Hoff and Rytterstrom are anxious to position their respective properties for what’s ahead at the south end of the Strip, where a 65,000-seat domed football stadium is to be built just southwest of them at Interstate 15 and Russell Road.

“It’s a wonderful location, and the neighborhood keeps getting better,” said Hoff, 50, who said she’s always felt Excalibur was ideally positioned on the Strip.

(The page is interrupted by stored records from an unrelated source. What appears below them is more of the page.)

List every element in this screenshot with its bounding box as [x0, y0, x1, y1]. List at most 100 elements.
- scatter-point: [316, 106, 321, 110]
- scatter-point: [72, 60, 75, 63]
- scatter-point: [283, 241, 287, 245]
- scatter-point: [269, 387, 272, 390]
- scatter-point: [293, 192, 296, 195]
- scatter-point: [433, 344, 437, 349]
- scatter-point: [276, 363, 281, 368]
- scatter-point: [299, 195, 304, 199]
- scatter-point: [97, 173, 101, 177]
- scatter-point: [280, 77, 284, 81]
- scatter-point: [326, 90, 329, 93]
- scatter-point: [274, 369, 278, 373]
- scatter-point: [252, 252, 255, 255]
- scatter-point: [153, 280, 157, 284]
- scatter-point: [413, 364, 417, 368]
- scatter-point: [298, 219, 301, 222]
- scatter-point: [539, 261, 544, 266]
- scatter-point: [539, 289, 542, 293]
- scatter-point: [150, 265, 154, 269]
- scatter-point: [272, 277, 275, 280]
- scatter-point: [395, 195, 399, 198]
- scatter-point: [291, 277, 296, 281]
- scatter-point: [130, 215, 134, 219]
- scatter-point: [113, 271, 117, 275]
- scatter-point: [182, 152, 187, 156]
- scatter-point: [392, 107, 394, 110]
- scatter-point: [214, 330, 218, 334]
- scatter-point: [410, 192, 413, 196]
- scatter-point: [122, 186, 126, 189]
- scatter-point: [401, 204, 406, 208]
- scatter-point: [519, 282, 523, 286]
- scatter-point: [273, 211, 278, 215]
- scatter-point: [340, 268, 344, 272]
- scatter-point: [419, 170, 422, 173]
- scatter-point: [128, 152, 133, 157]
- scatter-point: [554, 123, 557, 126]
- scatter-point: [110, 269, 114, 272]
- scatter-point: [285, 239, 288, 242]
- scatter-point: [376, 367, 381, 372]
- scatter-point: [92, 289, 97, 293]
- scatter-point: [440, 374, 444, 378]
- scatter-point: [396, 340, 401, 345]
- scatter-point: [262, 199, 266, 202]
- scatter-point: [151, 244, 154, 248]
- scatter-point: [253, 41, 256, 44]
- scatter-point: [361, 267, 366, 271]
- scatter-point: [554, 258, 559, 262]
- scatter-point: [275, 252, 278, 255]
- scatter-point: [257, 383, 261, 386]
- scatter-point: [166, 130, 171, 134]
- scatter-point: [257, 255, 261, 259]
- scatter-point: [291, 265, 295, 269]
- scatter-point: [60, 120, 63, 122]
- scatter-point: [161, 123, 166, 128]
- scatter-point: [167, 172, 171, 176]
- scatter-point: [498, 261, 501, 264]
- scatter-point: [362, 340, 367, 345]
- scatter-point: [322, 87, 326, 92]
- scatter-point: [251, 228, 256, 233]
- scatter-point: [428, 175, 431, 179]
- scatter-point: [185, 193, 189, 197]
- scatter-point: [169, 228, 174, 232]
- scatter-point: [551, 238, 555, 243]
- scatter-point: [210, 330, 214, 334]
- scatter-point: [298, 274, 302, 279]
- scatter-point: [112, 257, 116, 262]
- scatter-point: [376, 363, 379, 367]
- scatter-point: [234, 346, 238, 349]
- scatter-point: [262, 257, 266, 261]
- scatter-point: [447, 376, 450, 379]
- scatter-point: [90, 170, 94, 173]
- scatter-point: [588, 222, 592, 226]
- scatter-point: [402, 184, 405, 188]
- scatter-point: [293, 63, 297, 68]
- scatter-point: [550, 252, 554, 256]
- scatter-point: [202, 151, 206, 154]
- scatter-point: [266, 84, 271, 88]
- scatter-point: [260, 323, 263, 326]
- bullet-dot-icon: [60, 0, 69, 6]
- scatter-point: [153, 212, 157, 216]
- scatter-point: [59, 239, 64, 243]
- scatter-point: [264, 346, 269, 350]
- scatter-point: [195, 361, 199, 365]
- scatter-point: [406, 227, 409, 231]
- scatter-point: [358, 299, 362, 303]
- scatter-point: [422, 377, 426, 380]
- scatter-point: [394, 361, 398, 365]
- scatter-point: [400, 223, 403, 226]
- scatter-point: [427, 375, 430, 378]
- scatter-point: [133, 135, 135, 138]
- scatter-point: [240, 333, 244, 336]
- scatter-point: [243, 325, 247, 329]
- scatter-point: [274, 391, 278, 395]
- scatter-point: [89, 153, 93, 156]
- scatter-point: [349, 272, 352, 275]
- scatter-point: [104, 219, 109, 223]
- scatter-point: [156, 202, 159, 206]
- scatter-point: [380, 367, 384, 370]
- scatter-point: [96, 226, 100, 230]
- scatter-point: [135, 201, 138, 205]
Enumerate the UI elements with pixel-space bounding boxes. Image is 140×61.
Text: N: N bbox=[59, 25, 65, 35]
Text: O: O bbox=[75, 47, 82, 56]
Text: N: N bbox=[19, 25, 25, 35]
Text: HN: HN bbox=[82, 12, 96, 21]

“Once we added T-Mobile Arena and the Park, we added a parking facility in the back to be better positioned to accommodate what’s happening in the neighborhood,” she said in a telephone interview. “Ultimately, Mandalay Bay, Luxor and Excalibur are certainly developing plans for the future state of additional development, particularly with the stadium. What an exciting time to be in hospitality and entertainment.”

Swedish student

Rytterstrom, 44, who grew up in Sweden and moved to the United States as a high school exchange student, will get to oversee a major room remodeling for Luxor that begins in October as well as the company’s new esports arena that is expected to open in the first quarter of 2018.

“The idea of having this tangible date in the future in the fall of 2020 when the Raiders will play here, there’s a lot of excitement around it and, to a large extent, it’s really going to change the neighborhood,” he said.

When he first saw Luxor, it was love at first sight for Rytterstrom.

“Even to this date, it’s one of the most iconic buildings on the Las Vegas Strip,” he said of the 4,400-room property that opened in October 1993.

Miller, 45, will be in the center of one of the company’s biggest transitions, repositioning Monte Carlo into the Park MGM.

“Our transformation of the Monte Carlo to Park MGM is fantastic,” Miller said. “It’s the crowning piece of the remaining part of the neighborhood. When you look at what we’ve done at T-Mobile and the park itself and the Park Theater and really, you could go back to Aria and everything we’ve done with CityCenter, this really becomes an epicenter.”

Bishop Gorman grad

A Bishop Gorman High School graduate, Miller is overseeing a major room renovation project, a makeover of the hotel lobby that concludes next week, several new restaurant redesigns and the placement of the NoMad resort on the top four floors of the building. The Park MGM name change is expected to occur next year.

Fitzgerald, 51, who got his first taste of the hospitality industry as a lifeguard at age 14 at the former Las Vegas Hilton, now the Westgate, said he’s excited to boost Circus Circus’ role as an established player on the rapidly changing north Strip.

“We’re excited about the location where we’re at,” Fitzgerald said. “We’ve got the (Las Vegas) Convention Center (expansion) opening up in 2020, which not only will help Circus Circus, but all of Las Vegas.”

Fitzgerald said he first walked into Circus Circus, one of the city’s first themed family attractions, in 1974 when he was a fourth-grader.

“It was an exciting, fun environment,” he said of that visit. “It’s fun at any age, but when you’re in fourth grade and you’re going to the midway, it’s exciting to see all those games.”